Palm Beach Indivisibles volunteer Pam Weisbrod told BuzzFeed News that the response at a Florida rally to the organization’s efforts had been “amazing.”

“I’m encouraged by what I’m seeing today,” Weisbrod said. “I think this will be one of the bigger turnouts for the midterms.”

With the November midterm elections approaching, Saturday’s surge of voter registrations is just one part of a broader movement to inspire more young people to vote. Americans ages 18-29 have made up only 12-13% of the total electorate in the past six midterm elections, the Guardian reported in 2014, and 50% of eligible people between 18 and 29 voted in the 2016 presidential election.

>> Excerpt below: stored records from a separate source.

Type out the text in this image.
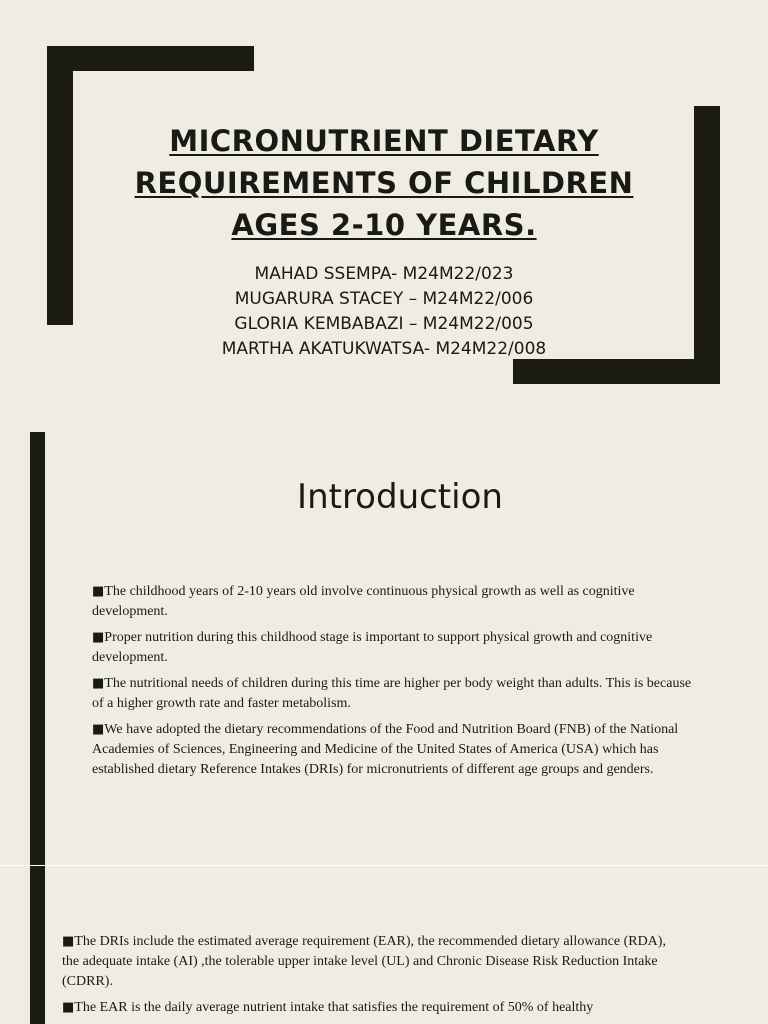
MICRONUTRIENT DIETARY
REQUIREMENTS OF CHILDREN
AGES 2-10 YEARS.
MAHAD SSEMPA- M24M22/023
MUGARURA STACEY – M24M22/006
GLORIA KEMBABAZI – M24M22/005
MARTHA AKATUKWATSA- M24M22/008
Introduction

■The childhood years of 2-10 years old involve continuous physical growth as well as cognitive development.

■Proper nutrition during this childhood stage is important to support physical growth and cognitive development.

■The nutritional needs of children during this time are higher per body weight than adults. This is because of a higher growth rate and faster metabolism.

■We have adopted the dietary recommendations of the Food and Nutrition Board (FNB) of the National Academies of Sciences, Engineering and Medicine of the United States of America (USA) which has established dietary Reference Intakes (DRIs) for micronutrients of different age groups and genders.

■The DRIs include the estimated average requirement (EAR), the recommended dietary allowance (RDA), the adequate intake (AI) ,the tolerable upper intake level (UL) and Chronic Disease Risk Reduction Intake (CDRR).

■The EAR is the daily average nutrient intake that satisfies the requirement of 50% of healthy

“We registered a ton of voters yesterday, but this is just the beginning,” Bernstein said. “You can’t really measure this by how many voters we registered yesterday — what you measure it by is what kind of momentum this creates between now and the midterm elections and also leading up to 2020.”

Bernstein said he hopes to harness the team of 2,000 volunteers that HeadCount assembled for Saturday’s marches, many of whom were volunteering with the organization for the first time, for future efforts.

“We gathered this army of people who were motivated by the cause, inspired by the Parkland students, and now are ready for more,” Bernstein said. “And that’s a really big deal, and that’s how movement-building works.”

HeadCount will also build on the March for our Lives momentum through new initiatives, Bernstein said, such as a guidebook for students and teachers explaining how to register young Americans in schools. Bernstein says he hopes their efforts will inspire more high schools to make voter registration available to their students, with an ultimate goal of having 90% of American high schools providing voter registration by June.

“We definitely think there’s a possibility for setting off a movement, post-March for Our Lives, where if a school isn’t doing voter registration, they’re going to have to explain why,” Bernstein said. “So that’s how we turn the 4,000 voters we registered yesterday into a movement to register 4 million. There are 4 million newly eligible registered voters turning 18 this year, and there’s absolutely no reason that all of them can’t have an opportunity to register to vote easily.

“It’s all about movement-building; it’s all about identifying the people who are going to make these things happen, and what started with Emma Gonzalez. By June of this year, I am absolutely certain that we are going to have a game-change in this country,” Bernstein continued.

“Typically less than half of 18-year-olds are registered, and we are going to change that up this year. And it’s because of this movement, and it’s because of March for Our Lives, and it’s because of having networks of people all over the country who are committed to this kind of thing.”